Saturday, March 7, 2009

Diamond Age


Dear Amazon,

I'm quite cross with you.  I am what I imagine would be your target market for your new electronic book product, the Kindle 2.  Even as I write this, part of me screams "must get this!"

But I spank that part of me like an petulant child.   "NO," I say, "because I'm the boss of me!" Sometimes I spank too hard.  Sometimes I cry.  Sometimes I imagine myself so small I will go away and live among the electrons flying around inside a magical electronic book.  But my book is nano-tech and will get to know me and be my friend.  It will help me develop into a person who'll bring down THE MAN and free my people from the impoverished life the new economy has created for them. 

Oh wait, that's the plot of one of my favorite books, Diamond Age.  If you click on that link, you'll get brought right to the Amazon page where you can buy it.  New for $11!  Used for $.89! or you can come over and barrow it from me for free if you promise to bring it back or lend it to someone else when you're done.  I don't really lend books out any more because we all know no one, including myself, ever gives them back.  Not out of malice, it's just the way people are.  There's something about books that beg to be passed around again and again and again until they end up in a used book store or recycled into pulp that will become the books of the future or toilet paper.   Instead I give my old books away.  If they come back it's like I got a little gift!  If not, they become part of paperback karma.   It's really nice.

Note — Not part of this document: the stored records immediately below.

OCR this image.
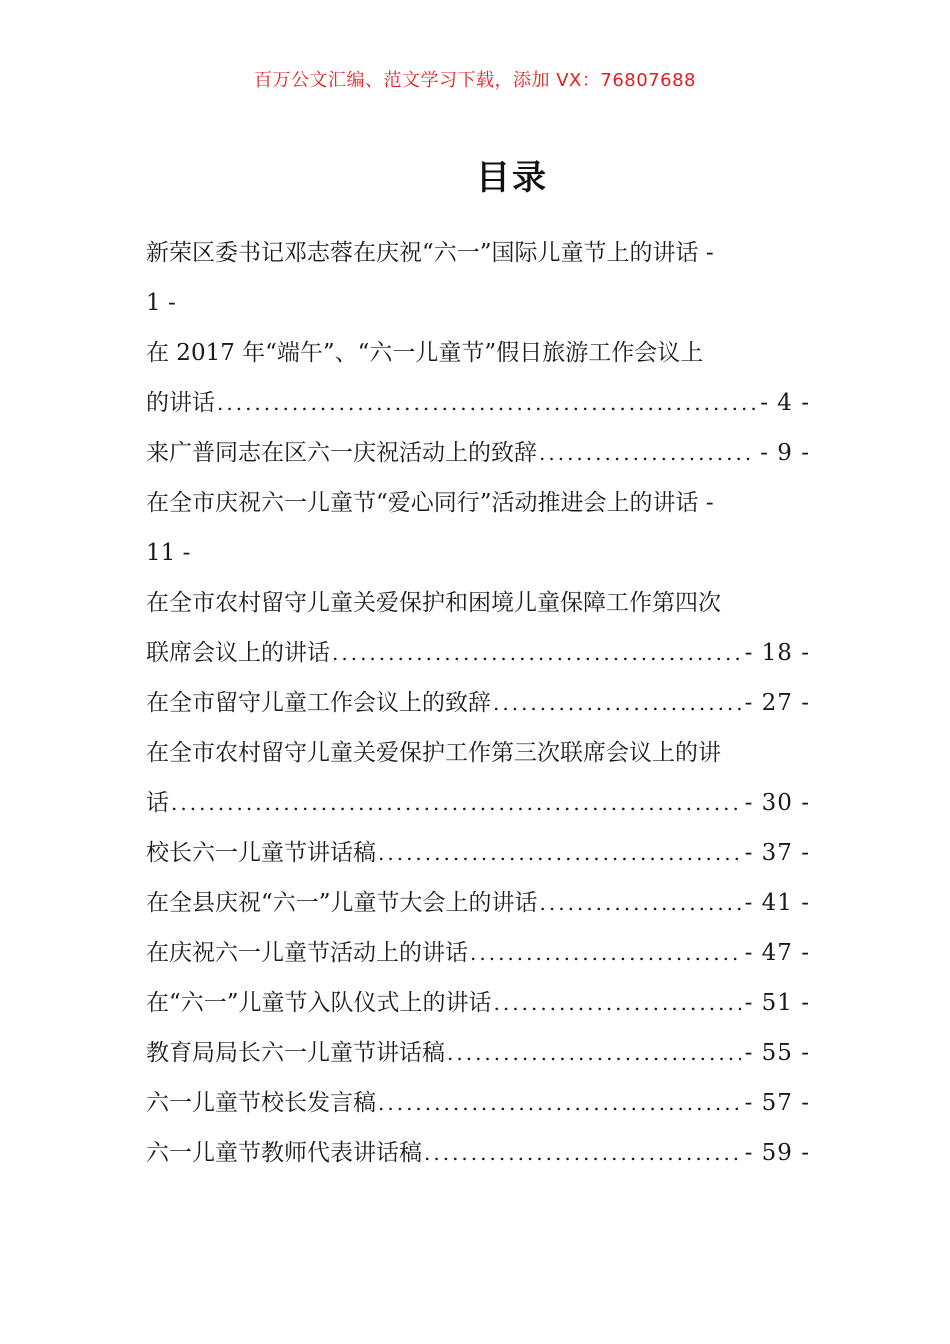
百万公文汇编、范文学习下载，添加 VX：76807688
目录
新荣区委书记邓志蓉在庆祝“六一”国际儿童节上的讲话 -
1 -
在 2017 年“端午”、“六一儿童节”假日旅游工作会议上
的讲话 .....	- 4 -
来广普同志在区六一庆祝活动上的致辞 .....	- 9 -
在全市庆祝六一儿童节“爱心同行”活动推进会上的讲话 -
11 -
在全市农村留守儿童关爱保护和困境儿童保障工作第四次
联席会议上的讲话 .....	- 18 -
在全市留守儿童工作会议上的致辞 .....	- 27 -
在全市农村留守儿童关爱保护工作第三次联席会议上的讲
话 .....	- 30 -
校长六一儿童节讲话稿 .....	- 37 -
在全县庆祝“六一”儿童节大会上的讲话 .....	- 41 -
在庆祝六一儿童节活动上的讲话 .....	- 47 -
在“六一”儿童节入队仪式上的讲话 .....	- 51 -
教育局局长六一儿童节讲话稿 .....	- 55 -
六一儿童节校长发言稿 .....	- 57 -
六一儿童节教师代表讲话稿 .....	- 59 -
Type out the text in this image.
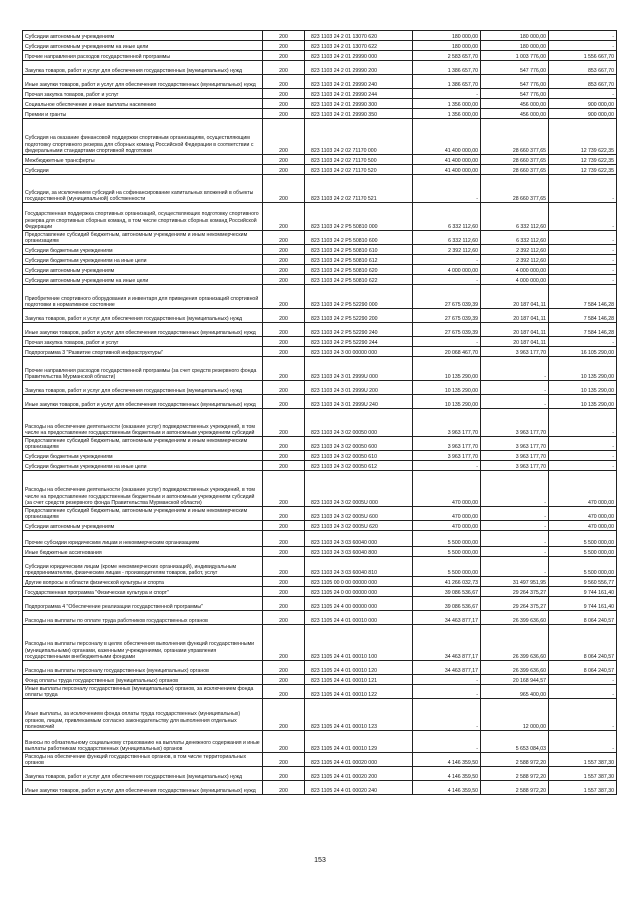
Субсидии автономным учреждениям	200	823 1103 24 2 01 13070 620	180 000,00	180 000,00	-
Субсидии автономным учреждениям на иные цели	200	823 1103 24 2 01 13070 622	180 000,00	180 000,00	-
Прочие направления расходов государственной программы	200	823 1103 24 2 01 29990 000	2 583 657,70	1 003 776,00	1 556 667,70
Закупка товаров, работ и услуг для обеспечения государственных (муниципальных) нужд	200	823 1103 24 2 01 29990 200	1 386 657,70	547 776,00	853 667,70
Иные закупки товаров, работ и услуг для обеспечения государственных (муниципальных) нужд	200	823 1103 24 2 01 29990 240	1 386 657,70	547 776,00	853 667,70
Прочая закупка товаров, работ и услуг	200	823 1103 24 2 01 29990 244	-	547 776,00	-
Социальное обеспечение и иные выплаты населению	200	823 1103 24 2 01 29990 300	1 356 000,00	456 000,00	900 000,00
Премии и гранты	200	823 1103 24 2 01 29990 350	1 356 000,00	456 000,00	900 000,00
Субсидия на оказание финансовой поддержки спортивным организациям, осуществляющим подготовку спортивного резерва для сборных команд Российской Федерации в соответствии с федеральными стандартами спортивной подготовки	200	823 1103 24 2 02 71170 000	41 400 000,00	28 660 377,65	12 739 622,35
Межбюджетные трансферты	200	823 1103 24 2 02 71170 500	41 400 000,00	28 660 377,65	12 739 622,35
Субсидии	200	823 1103 24 2 02 71170 520	41 400 000,00	28 660 377,65	12 739 622,35
Субсидии, за исключением субсидий на софинансирование капитальных вложений в объекты государственной (муниципальной) собственности	200	823 1103 24 2 02 71170 521	-	28 660 377,65	-
Государственная поддержка спортивных организаций, осуществляющих подготовку спортивного резерва для спортивных сборных команд, в том числе спортивных сборных команд Российской Федерации	200	823 1103 24 2 P5 50810 000	6 332 112,60	6 332 112,60	-
Предоставление субсидий бюджетным, автономным учреждениям и иным некоммерческим организациям	200	823 1103 24 2 P5 50810 600	6 332 112,60	6 332 112,60	-
Субсидии бюджетным учреждениям	200	823 1103 24 2 P5 50810 610	2 392 112,60	2 392 112,60	-
Субсидии бюджетным учреждениям на иные цели	200	823 1103 24 2 P5 50810 612	-	2 392 112,60	-
Субсидии автономным учреждениям	200	823 1103 24 2 P5 50810 620	4 000 000,00	4 000 000,00	-
Субсидии автономным учреждениям на иные цели	200	823 1103 24 2 P5 50810 622	-	4 000 000,00	-
Приобретение спортивного оборудования и инвентаря для приведения организаций спортивной подготовки в нормативное состояние	200	823 1103 24 2 P5 52290 000	27 675 039,39	20 187 041,11	7 584 146,28
Закупка товаров, работ и услуг для обеспечения государственных (муниципальных) нужд	200	823 1103 24 2 P5 52290 200	27 675 039,39	20 187 041,11	7 584 146,28
Иные закупки товаров, работ и услуг для обеспечения государственных (муниципальных) нужд	200	823 1103 24 2 P5 52290 240	27 675 039,39	20 187 041,11	7 584 146,28
Прочая закупка товаров, работ и услуг	200	823 1103 24 2 P5 52290 244	-	20 187 041,11	-
Подпрограмма 3 "Развитие спортивной инфраструктуры"	200	823 1103 24 3 00 00000 000	20 068 467,70	3 963 177,70	16 105 290,00
Прочие направления расходов государственной программы (за счет средств резервного фонда Правительства Мурманской области)	200	823 1103 24 3 01 2999U 000	10 135 290,00	-	10 135 290,00
Закупка товаров, работ и услуг для обеспечения государственных (муниципальных) нужд	200	823 1103 24 3 01 2999U 200	10 135 290,00	-	10 135 290,00
Иные закупки товаров, работ и услуг для обеспечения государственных (муниципальных) нужд	200	823 1103 24 3 01 2999U 240	10 135 290,00	-	10 135 290,00
Расходы на обеспечение деятельности (оказание услуг) подведомственных учреждений, в том числе на предоставление государственным бюджетным и автономным учреждениям субсидий	200	823 1103 24 3 02 00050 000	3 963 177,70	3 963 177,70	-
Предоставление субсидий бюджетным, автономным учреждениям и иным некоммерческим организациям	200	823 1103 24 3 02 00050 600	3 963 177,70	3 963 177,70	-
Субсидии бюджетным учреждениям	200	823 1103 24 3 02 00050 610	3 963 177,70	3 963 177,70	-
Субсидии бюджетным учреждениям на иные цели	200	823 1103 24 3 02 00050 612	-	3 963 177,70	-
Расходы на обеспечение деятельности (оказание услуг) подведомственных учреждений, в том числе на предоставление государственным бюджетным и автономным учреждениям субсидий (за счет средств резервного фонда Правительства Мурманской области)	200	823 1103 24 3 02 0005U 000	470 000,00	-	470 000,00
Предоставление субсидий бюджетным, автономным учреждениям и иным некоммерческим организациям	200	823 1103 24 3 02 0005U 600	470 000,00	-	470 000,00
Субсидии автономным учреждениям	200	823 1103 24 3 02 0005U 620	470 000,00	-	470 000,00
Прочие субсидии юридическим лицам и некоммерческим организациям	200	823 1103 24 3 03 60040 000	5 500 000,00	-	5 500 000,00
Иные бюджетные ассигнования	200	823 1103 24 3 03 60040 800	5 500 000,00	-	5 500 000,00
Субсидии юридическим лицам (кроме некоммерческих организаций), индивидуальным предпринимателям, физическим лицам - производителям товаров, работ, услуг	200	823 1103 24 3 03 60040 810	5 500 000,00	-	5 500 000,00
Другие вопросы в области физической культуры и спорта	200	823 1105 00 0 00 00000 000	41 266 032,73	31 497 951,95	9 560 556,77
Государственная программа "Физическая культура и спорт"	200	823 1105 24 0 00 00000 000	39 086 536,67	29 264 375,27	9 744 161,40
Подпрограмма 4 "Обеспечение реализации государственной программы"	200	823 1105 24 4 00 00000 000	39 086 536,67	29 264 375,27	9 744 161,40
Расходы на выплаты по оплате труда работников государственных органов	200	823 1105 24 4 01 00010 000	34 463 877,17	26 399 636,60	8 064 240,57
Расходы на выплаты персоналу в целях обеспечения выполнения функций государственными (муниципальными) органами, казенными учреждениями, органами управления государственными внебюджетными фондами	200	823 1105 24 4 01 00010 100	34 463 877,17	26 399 636,60	8 064 240,57
Расходы на выплаты персоналу государственных (муниципальных) органов	200	823 1105 24 4 01 00010 120	34 463 877,17	26 399 636,60	8 064 240,57
Фонд оплаты труда государственных (муниципальных) органов	200	823 1105 24 4 01 00010 121	-	20 168 944,57	-
Иные выплаты персоналу государственных (муниципальных) органов, за исключением фонда оплаты труда	200	823 1105 24 4 01 00010 122	-	965 400,00	-
Иные выплаты, за исключением фонда оплаты труда государственных (муниципальных) органов, лицам, привлекаемым согласно законодательству для выполнения отдельных полномочий	200	823 1105 24 4 01 00010 123	-	12 000,00	-
Взносы по обязательному социальному страхованию на выплаты денежного содержания и иные выплаты работникам государственных (муниципальных) органов	200	823 1105 24 4 01 00010 129	-	5 653 084,03	-
Расходы на обеспечение функций государственных органов, в том числе территориальных органов	200	823 1105 24 4 01 00020 000	4 146 359,50	2 588 972,20	1 557 387,30
Закупка товаров, работ и услуг для обеспечения государственных (муниципальных) нужд	200	823 1105 24 4 01 00020 200	4 146 359,50	2 588 972,20	1 557 387,30
Иные закупки товаров, работ и услуг для обеспечения государственных (муниципальных) нужд	200	823 1105 24 4 01 00020 240	4 146 359,50	2 588 972,20	1 557 387,30
153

So along comes the Kindle 2.   I really want to like this but frankly there's no way I'm going to drop 9.99 on something I can't lend or sell to a used book store.   Diamond Age is an old book.  I can get it from Amazon used in hard cover for $5.48.  Used paperback for $3.33.  Yeah, they are going to take up some space on my book shelf and destroy some trees, but the cost savings and flexibility of the dead tree editions makes them arguably superior.   The fact that they sit side by side on the Amazon page make me think that not even Amazon cares that much for their new toy.

So, here's what I would do if I were king.  I would make all ebooks $3.  That's fair right?  I might have to do some more research on the average cost of a used paperback, but that's how much I think it would be fair to charge for a bit of data streamed to you.  Especially considering the cost of the Kindle itself is way more than I spend on books in a year.  If Amazon really wants this thing to work, they had better trim down that cost, or give some crazy deal where if you buy one you get a year of free book downloads.   That's a lot of simolians to plunk down on something that has no content at all.  Think about it, you could buy a TV and get free content, an iSomething and get access to tons of free podcasts and music or Satellite radio and and get a few hundred channels of music and talk.  Yeah, the Kindle had a basic web browser, but the web is interactive and you're barely human these days unless you can post a picture of your friends doing something embarrassing or letting the world know you're happy it's friday. 

So, for the time being there will be no ebook in my life.  Sad, as it's one of my top dreams, next to having a robot friend or piloting a Battlestar Galactica Viper.   I predict any similar device will fail until someone finds a way to make one that's similar in function for under $100 that comes with a bunch of book credits... oh yeah, and a vast library of books that can be purchased for less than $3.  Maybe this day will never come... maybe I'll have to wait for my cybernetically enhanced eParrot that can download books and read them too me.  Now that will kick ass.   Fuck ear buds, imagine how cool we'd look if we had a parrot on our shoulders reading to us. 

2 comments:

Hedr_goblin said...

I love that book. I was just recomending that series to a friend recently. One of the best series I've ever read.

I've owned that particular book, like three times or more. Read it to pieces once. Bought to to lend out, and never got it back, more than once.

Love stories like that, that play in the back of your head.

zerocrossing said...

I know. It is an amazing story, even if his endings seem more like the publisher hit him over the head at some point and said, "just end it now!" I love the idea that technology can flatten the world in a way that it will no longer matter if you have money to access knowledge, it will be available to anyone who cares to seek it out.

Thanks for following my blog too! That makes me happy.